What is the advantage of an IQ mixer over a single ended mixer for wideband applications?
IQ Mixer Architecture
A single mixer downconverts the RF signal to IF but loses the sign of the frequency offset (cannot distinguish signals above the LO from signals below). The IQ mixer overcomes this by producing two IF outputs that contain the complete complex signal representation: the I channel carries the real part and the Q channel carries the imaginary part of the complex baseband signal.
The 90° LO phase shift is generated by a quadrature hybrid coupler, a polyphase filter, or a digital quadrature generator (divide-by-2 counter for square-wave LO). The accuracy of the 90° phase shift directly affects the image rejection: 1° phase error limits image rejection to about 35 dB; 5° error limits it to 20 dB. Digital I/Q correction in the baseband processor compensates for analog errors, achieving 50+ dB image rejection.
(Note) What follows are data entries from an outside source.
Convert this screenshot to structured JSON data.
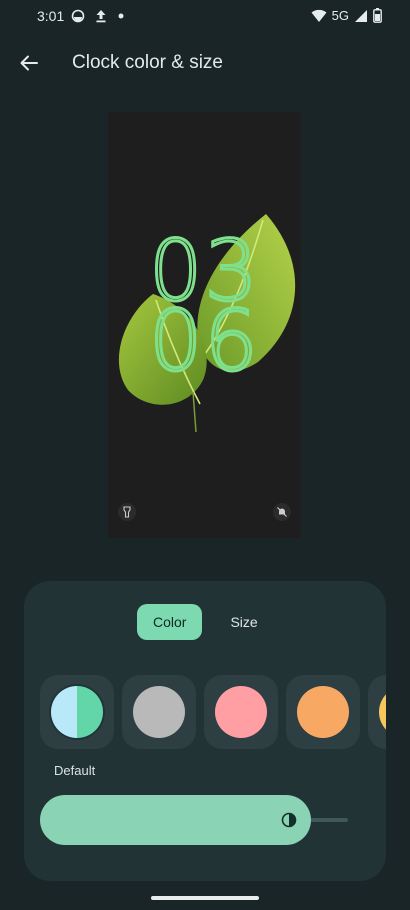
{
  "status_bar": {
    "time": "3:01",
    "network": "5G",
    "icons": [
      "data-saver-icon",
      "upload-icon",
      "notification-dot-icon",
      "wifi-icon",
      "signal-icon",
      "battery-icon"
    ]
  },
  "app_bar": {
    "title": "Clock color & size",
    "back_icon": "arrow-back-icon"
  },
  "preview": {
    "clock_hours": "03",
    "clock_minutes": "06",
    "clock_color": "#7ee08c",
    "shortcut_left_icon": "flashlight-icon",
    "shortcut_right_icon": "do-not-disturb-icon"
  },
  "sheet": {
    "tabs": [
      {
        "label": "Color",
        "selected": true
      },
      {
        "label": "Size",
        "selected": false
      }
    ],
    "swatches": [
      {
        "name": "default",
        "colors": [
          "#b9e8f8",
          "#63d6a9"
        ],
        "selected": true
      },
      {
        "name": "gray",
        "colors": [
          "#b9b9b9"
        ]
      },
      {
        "name": "pink",
        "colors": [
          "#ff9fa4"
        ]
      },
      {
        "name": "orange",
        "colors": [
          "#f7a964"
        ]
      },
      {
        "name": "yellow",
        "colors": [
          "#f6c55b"
        ]
      }
    ],
    "selected_label": "Default",
    "tone_slider": {
      "value_fraction": 0.84,
      "icon": "contrast-icon"
    }
  },
  "colors": {
    "background": "#192527",
    "sheet": "#223336",
    "accent": "#7dd9b0",
    "slider_fill": "#8ad4b5"
  }
}
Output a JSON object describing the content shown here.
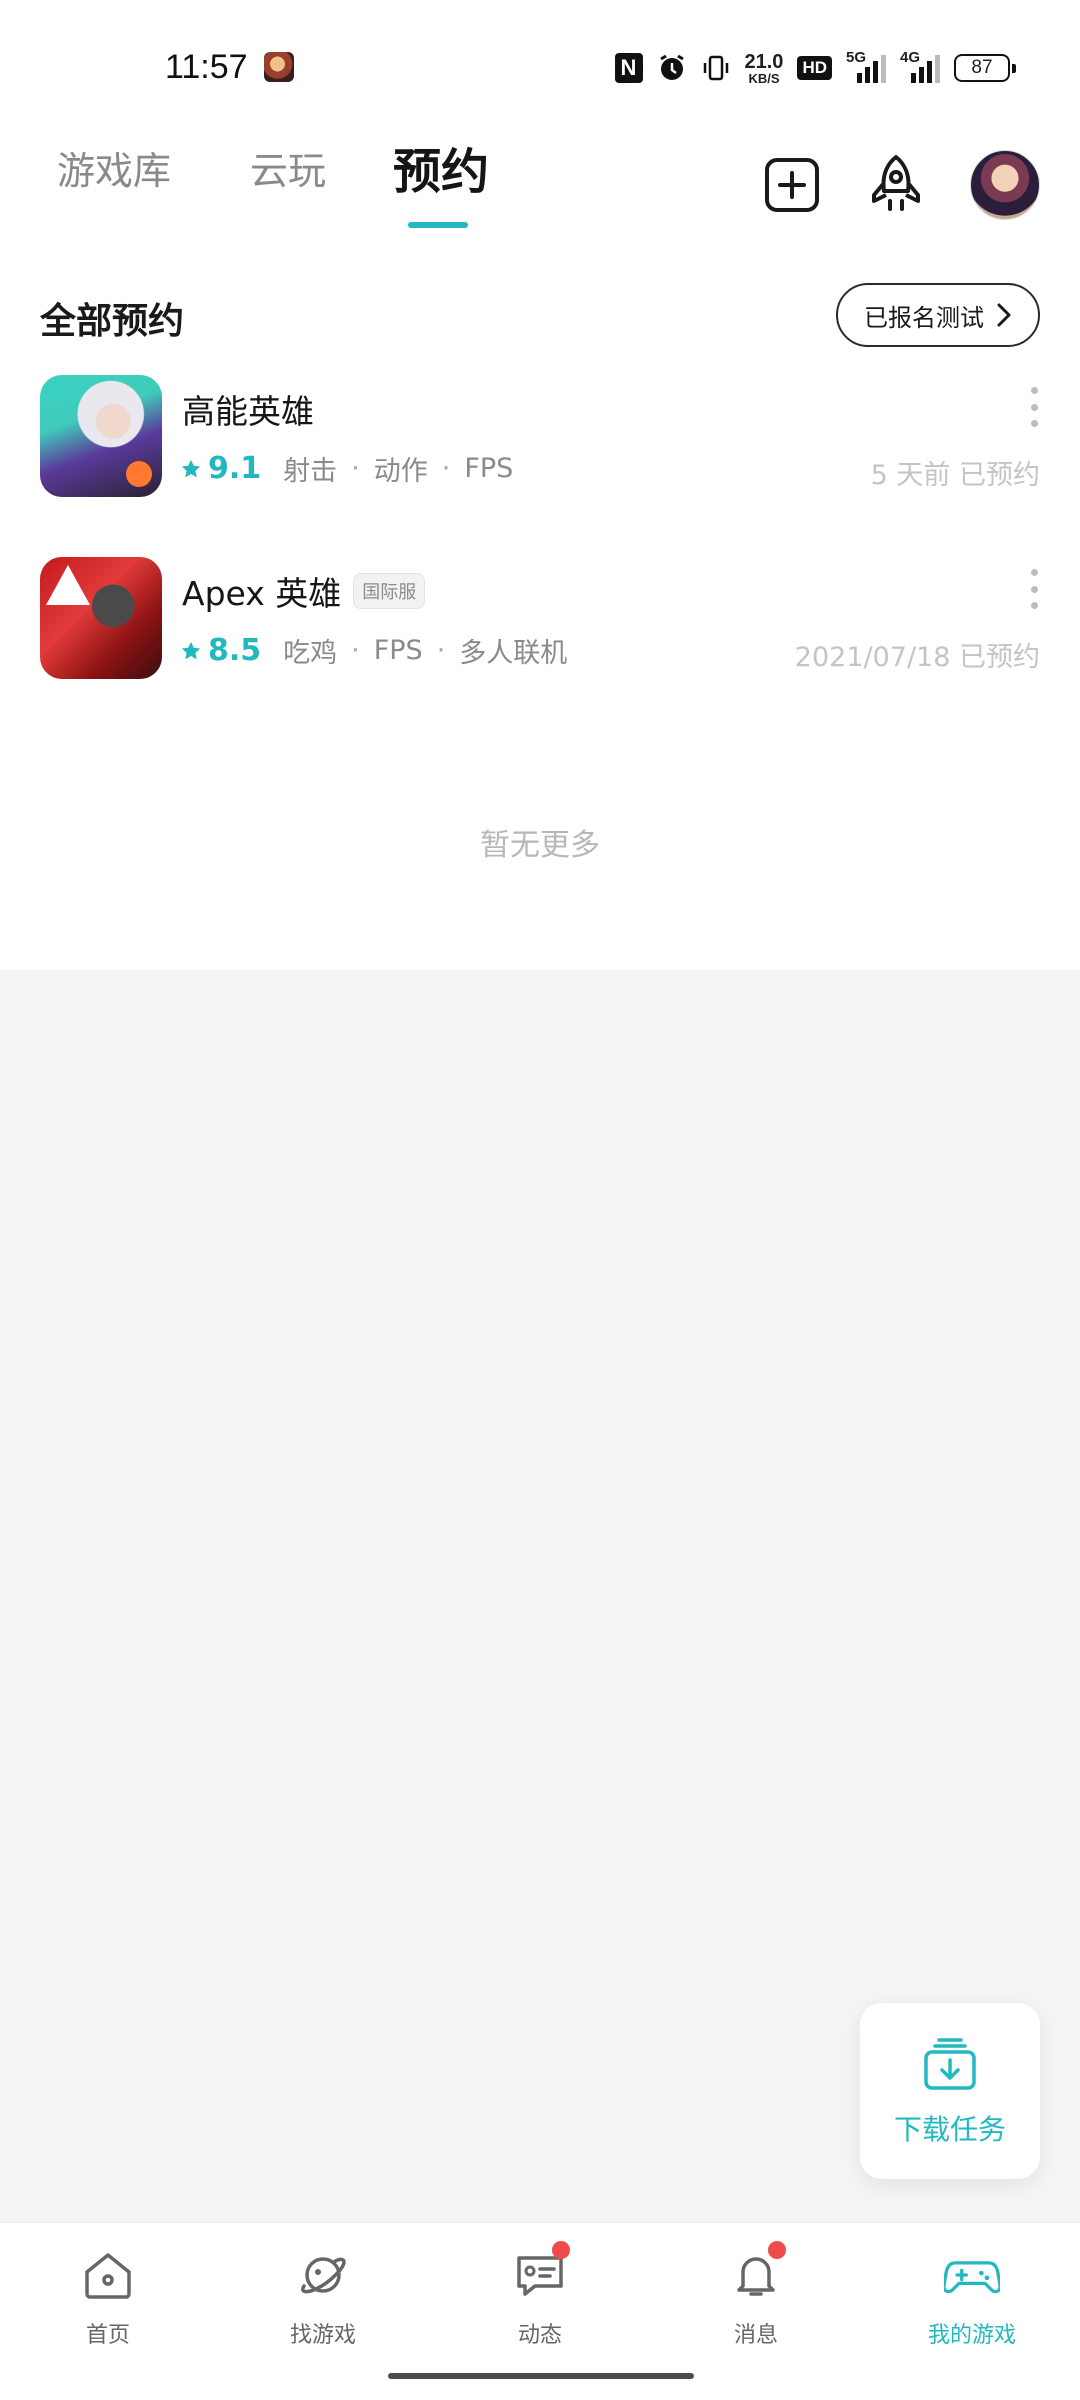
{
  "status_bar": {
    "time": "11:57",
    "speed_value": "21.0",
    "speed_unit": "KB/S",
    "hd_label": "HD",
    "signal_1_label": "5G",
    "signal_2_label": "4G",
    "battery": "87"
  },
  "header": {
    "tabs": [
      {
        "label": "游戏库",
        "active": false
      },
      {
        "label": "云玩",
        "active": false
      },
      {
        "label": "预约",
        "active": true
      }
    ]
  },
  "section": {
    "title": "全部预约",
    "registered_test_label": "已报名测试"
  },
  "games": [
    {
      "name": "高能英雄",
      "server_tag": "",
      "rating": "9.1",
      "tags": [
        "射击",
        "动作",
        "FPS"
      ],
      "status": "5 天前 已预约"
    },
    {
      "name": "Apex 英雄",
      "server_tag": "国际服",
      "rating": "8.5",
      "tags": [
        "吃鸡",
        "FPS",
        "多人联机"
      ],
      "status": "2021/07/18 已预约"
    }
  ],
  "list_end_text": "暂无更多",
  "download_task_label": "下载任务",
  "bottom_nav": [
    {
      "label": "首页",
      "icon": "home-icon",
      "badge": false,
      "active": false
    },
    {
      "label": "找游戏",
      "icon": "planet-icon",
      "badge": false,
      "active": false
    },
    {
      "label": "动态",
      "icon": "feed-icon",
      "badge": true,
      "active": false
    },
    {
      "label": "消息",
      "icon": "bell-icon",
      "badge": true,
      "active": false
    },
    {
      "label": "我的游戏",
      "icon": "gamepad-icon",
      "badge": false,
      "active": true
    }
  ],
  "colors": {
    "accent": "#22b8c0",
    "badge": "#ef4b4b",
    "muted_text": "#8a8a8a"
  }
}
In a direct-conversion (zero-IF) receiver, the IQ mixer downconverts the RF directly to baseband (fIF = 0). The I and Q outputs are low-frequency (DC to BW/2) signals that can be digitized with low-speed ADCs. This eliminates the IF chain (mixers, filters, amplifiers) and greatly simplifies the receiver architecture. Most modern cellular and WiFi receivers use direct-conversion IQ mixing.
Frequently Asked Questions
What limits image rejection?
Amplitude imbalance between I and Q paths and phase imbalance from the 90° splitter. For 0.5 dB amplitude and 2° phase error: image rejection ≈ 30 dB. Digital calibration using a known test signal or statistical estimation can improve this to 50-60 dB.
What about DC offset in zero-IF?
LO leakage to the RF port mixes with itself and creates a DC offset at the IF. This offset can saturate the baseband ADC. Solutions: AC coupling (blocks DC but creates a notch at center frequency), analog offset cancellation (DAC-based), or digital offset subtraction.
Can I use an IQ mixer for any modulation?
Yes. The I/Q representation captures the complete signal information for any modulation: AM, FM, PM, QPSK, QAM, OFDM, etc. The demodulation algorithm in the digital baseband determines which modulation format is being received.